The states essentially have three options: they can establish their own exchanges using federal grants of the kind Gov. Brownback has rejected. The governor has already exposed one of his tells there. Option two is for the state and the federal government to split the responsibilities. While states are on the hook for any money beyond the federal grant to the partnership, states also would gain significant freedom in the administration of their partnership. The third option is to fold the hand and let the federal government administer the entire program.
After so many aggressive bids, the governor has started playing tight, opting for the third strategy of letting the federal government administer Kansas’ entire health care exchange program. On the surface, the decision seems odd for a governor who believes that states should serve as innovative laboratories for new public policy. Kansas Insurance Commis-sioner Sandy Praeger thought so when she expressed shock that the state sent its $31.5 million check back to Washington in 2011. Praeger believed that Kansas had the opportunity to set up a groundbreaking system that could serve as a cost-effective model for other states. The governor disagreed, showing his hand and displaying his strategy to passively protest the federal imposition through lack of participation.

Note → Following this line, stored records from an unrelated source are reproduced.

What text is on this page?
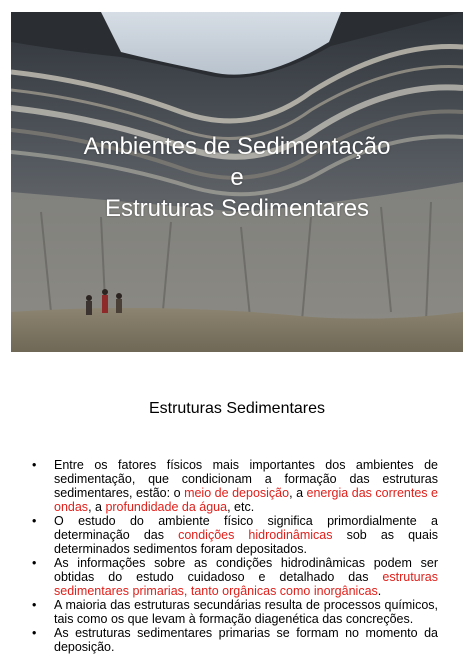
Ambientes de Sedimentação
e
Estruturas Sedimentares
Estruturas Sedimentares
• Entre os fatores físicos mais importantes dos ambientes de sedimentação, que condicionam a formação das estruturas sedimentares, estão: o meio de deposição, a energia das correntes e ondas, a profundidade da água, etc.
• O estudo do ambiente físico significa primordialmente a determinação das condições hidrodinâmicas sob as quais determinados sedimentos foram depositados.
• As informações sobre as condições hidrodinâmicas podem ser obtidas do estudo cuidadoso e detalhado das estruturas sedimentares primarias, tanto orgânicas como inorgânicas.
• A maioria das estruturas secundárias resulta de processos químicos, tais como os que levam à formação diagenética das concreções.
• As estruturas sedimentares primarias se formam no momento da deposição.
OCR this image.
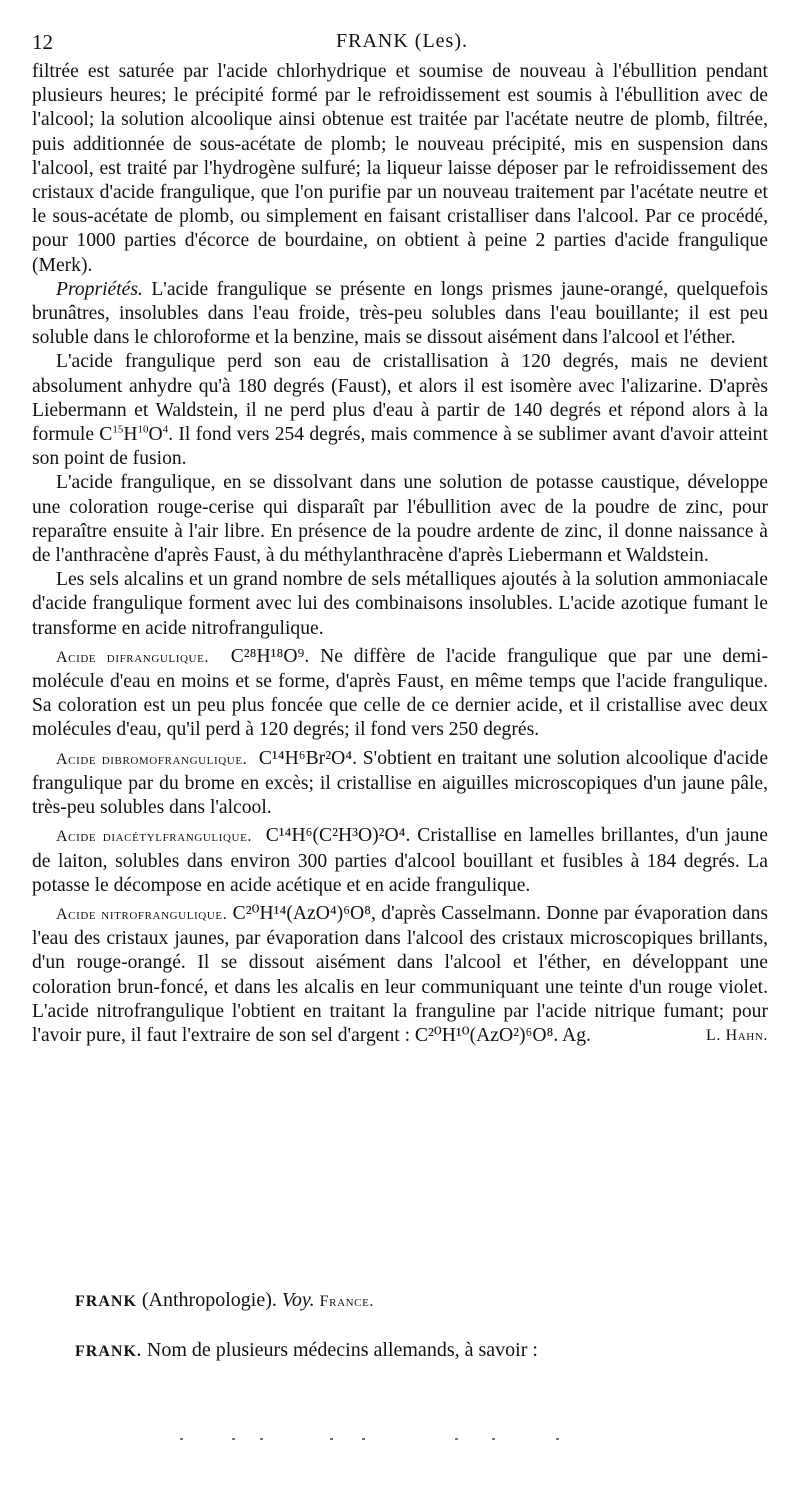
12	FRANK (Les).

filtrée est saturée par l'acide chlorhydrique et soumise de nouveau à l'ébullition pendant plusieurs heures; le précipité formé par le refroidissement est soumis à l'ébullition avec de l'alcool; la solution alcoolique ainsi obtenue est traitée par l'acétate neutre de plomb, filtrée, puis additionnée de sous-acétate de plomb; le nouveau précipité, mis en suspension dans l'alcool, est traité par l'hydrogène sulfuré; la liqueur laisse déposer par le refroidissement des cristaux d'acide frangulique, que l'on purifie par un nouveau traitement par l'acétate neutre et le sous-acétate de plomb, ou simplement en faisant cristalliser dans l'alcool. Par ce procédé, pour 1000 parties d'écorce de bourdaine, on obtient à peine 2 parties d'acide frangulique (Merk).

Propriétés. L'acide frangulique se présente en longs prismes jaune-orangé, quelquefois brunâtres, insolubles dans l'eau froide, très-peu solubles dans l'eau bouillante; il est peu soluble dans le chloroforme et la benzine, mais se dissout aisément dans l'alcool et l'éther.

L'acide frangulique perd son eau de cristallisation à 120 degrés, mais ne devient absolument anhydre qu'à 180 degrés (Faust), et alors il est isomère avec l'alizarine. D'après Liebermann et Waldstein, il ne perd plus d'eau à partir de 140 degrés et répond alors à la formule $C^{15}H^{10}O^4$. Il fond vers 254 degrés, mais commence à se sublimer avant d'avoir atteint son point de fusion.

L'acide frangulique, en se dissolvant dans une solution de potasse caustique, développe une coloration rouge-cerise qui disparaît par l'ébullition avec de la poudre de zinc, pour reparaître ensuite à l'air libre. En présence de la poudre ardente de zinc, il donne naissance à de l'anthracène d'après Faust, à du méthylanthracène d'après Liebermann et Waldstein.

Les sels alcalins et un grand nombre de sels métalliques ajoutés à la solution ammoniacale d'acide frangulique forment avec lui des combinaisons insolubles. L'acide azotique fumant le transforme en acide nitrofrangulique.

Acide difrangulique. C²⁸H¹⁸O⁹. Ne diffère de l'acide frangulique que par une demi-molécule d'eau en moins et se forme, d'après Faust, en même temps que l'acide frangulique. Sa coloration est un peu plus foncée que celle de ce dernier acide, et il cristallise avec deux molécules d'eau, qu'il perd à 120 degrés; il fond vers 250 degrés.

Acide dibromofrangulique. C¹⁴H⁶Br²O⁴. S'obtient en traitant une solution alcoolique d'acide frangulique par du brome en excès; il cristallise en aiguilles microscopiques d'un jaune pâle, très-peu solubles dans l'alcool.

Acide diacétylfrangulique. C¹⁴H⁶(C²H³O)²O⁴. Cristallise en lamelles brillantes, d'un jaune de laiton, solubles dans environ 300 parties d'alcool bouillant et fusibles à 184 degrés. La potasse le décompose en acide acétique et en acide frangulique.

Acide nitrofrangulique. C²⁰H¹⁴(AzO⁴)⁶O⁸, d'après Casselmann. Donne par évaporation dans l'eau des cristaux jaunes, par évaporation dans l'alcool des cristaux microscopiques brillants, d'un rouge-orangé. Il se dissout aisément dans l'alcool et l'éther, en développant une coloration brun-foncé, et dans les alcalis en leur communiquant une teinte d'un rouge violet. L'acide nitrofrangulique l'obtient en traitant la franguline par l'acide nitrique fumant; pour l'avoir pure, il faut l'extraire de son sel d'argent : C²⁰H¹⁰(AzO²)⁶O⁸. Ag.	L. Hahn.

FRANK (Anthropologie). Voy. France.
FRANK. Nom de plusieurs médecins allemands, à savoir :
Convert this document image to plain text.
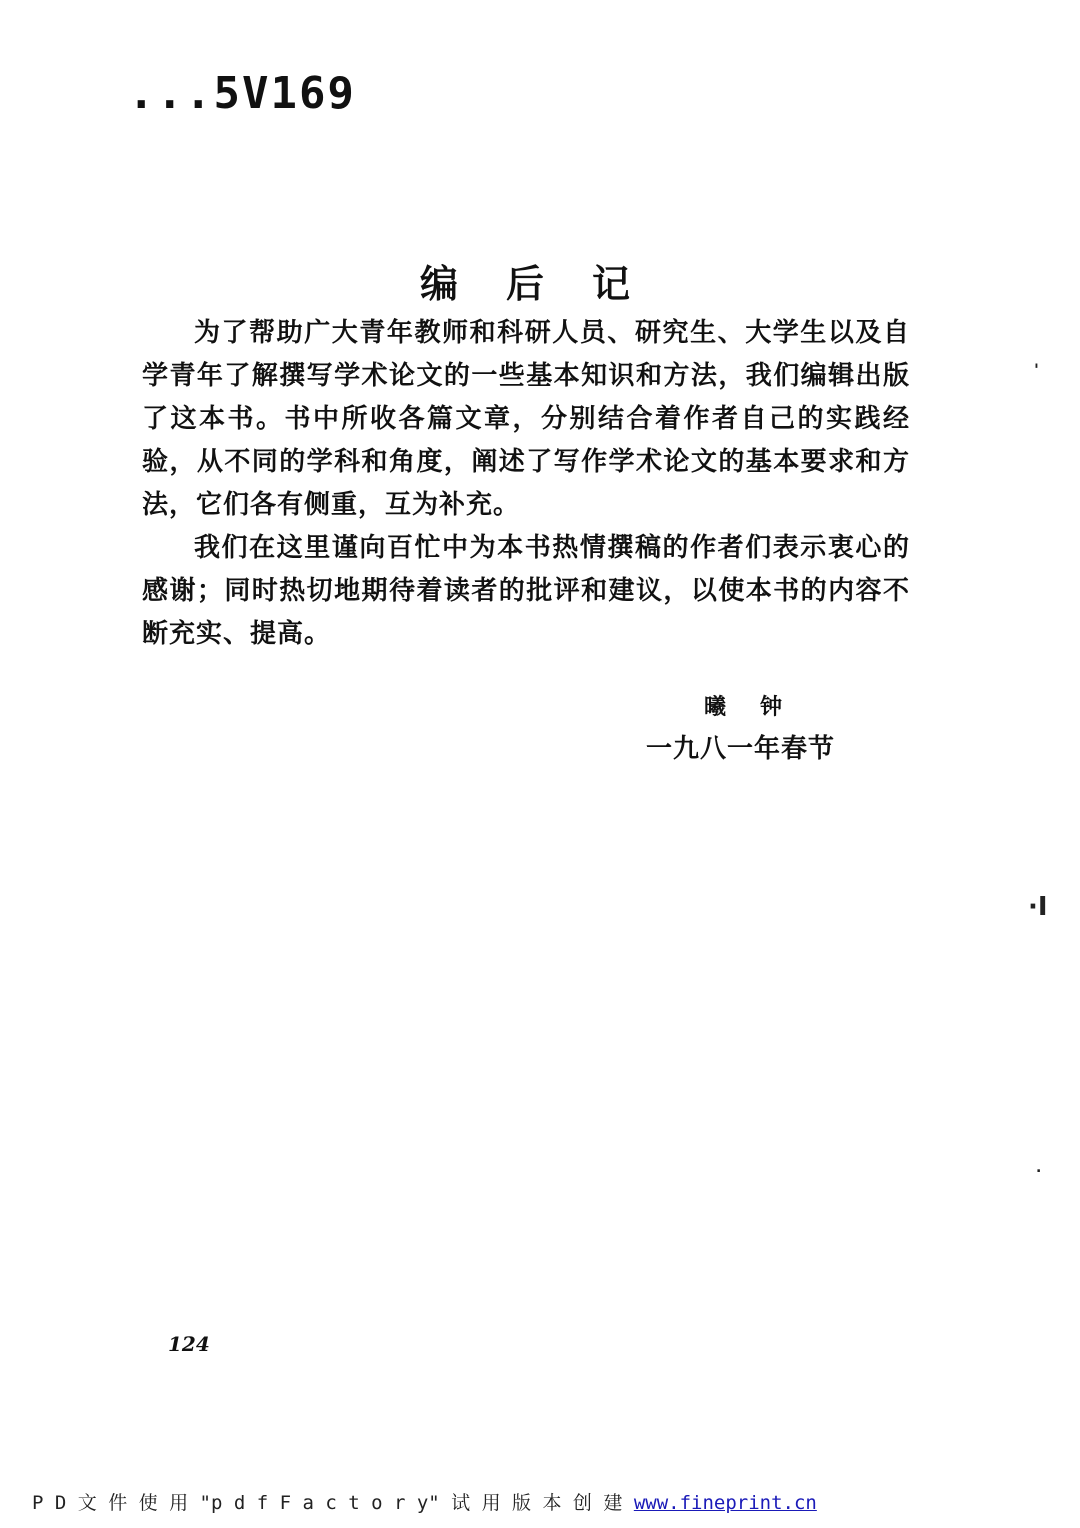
...5V169
编后记

为了帮助广大青年教师和科研人员、研究生、大学生以及自学青年了解撰写学术论文的一些基本知识和方法，我们编辑出版了这本书。书中所收各篇文章，分别结合着作者自己的实践经验，从不同的学科和角度，阐述了写作学术论文的基本要求和方法，它们各有侧重，互为补充。

我们在这里谨向百忙中为本书热情撰稿的作者们表示衷心的感谢；同时热切地期待着读者的批评和建议，以使本书的内容不断充实、提高。

曦钟
一九八一年春节
'
·I
.
124
P D 文 件 使 用 "p d f F a c t o r y" 试 用 版 本 创 建 www.fineprint.cn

The other entity whispering in Brownback’s ear was Americans for Prosperity, his essential ally in the primary election that wiped out most of the governor’s in-house opposition. AFP press releases emphasized the federal government’s veto power over significant decisions made by the state in a partnership and the fact that states are required to pay any bills that go beyond the annual federal administration grants. Looking at his hole cards, the governor decided it was best to fold and not play at all.
The decision to fold to the federal government is an odd one philosophically, if not economically. Gov. Brownback has pointed to the federal government as an example of how public policy is administered poorly, so he has effectively ceded all control over a part of Kansas’ health care to a government level he greatly distrusts. But just as in poker, money trumps all. At a time when the governor’s stack of chips is quickly dwindling, any chance he has to slough more of his costs on to the federal government probably looks like a relief.
For someone used to betting aggressively, the governor has suddenly turned into a conservative gambler.
Chapman Rackaway is an associate professor of political Science at Fort Hays State University.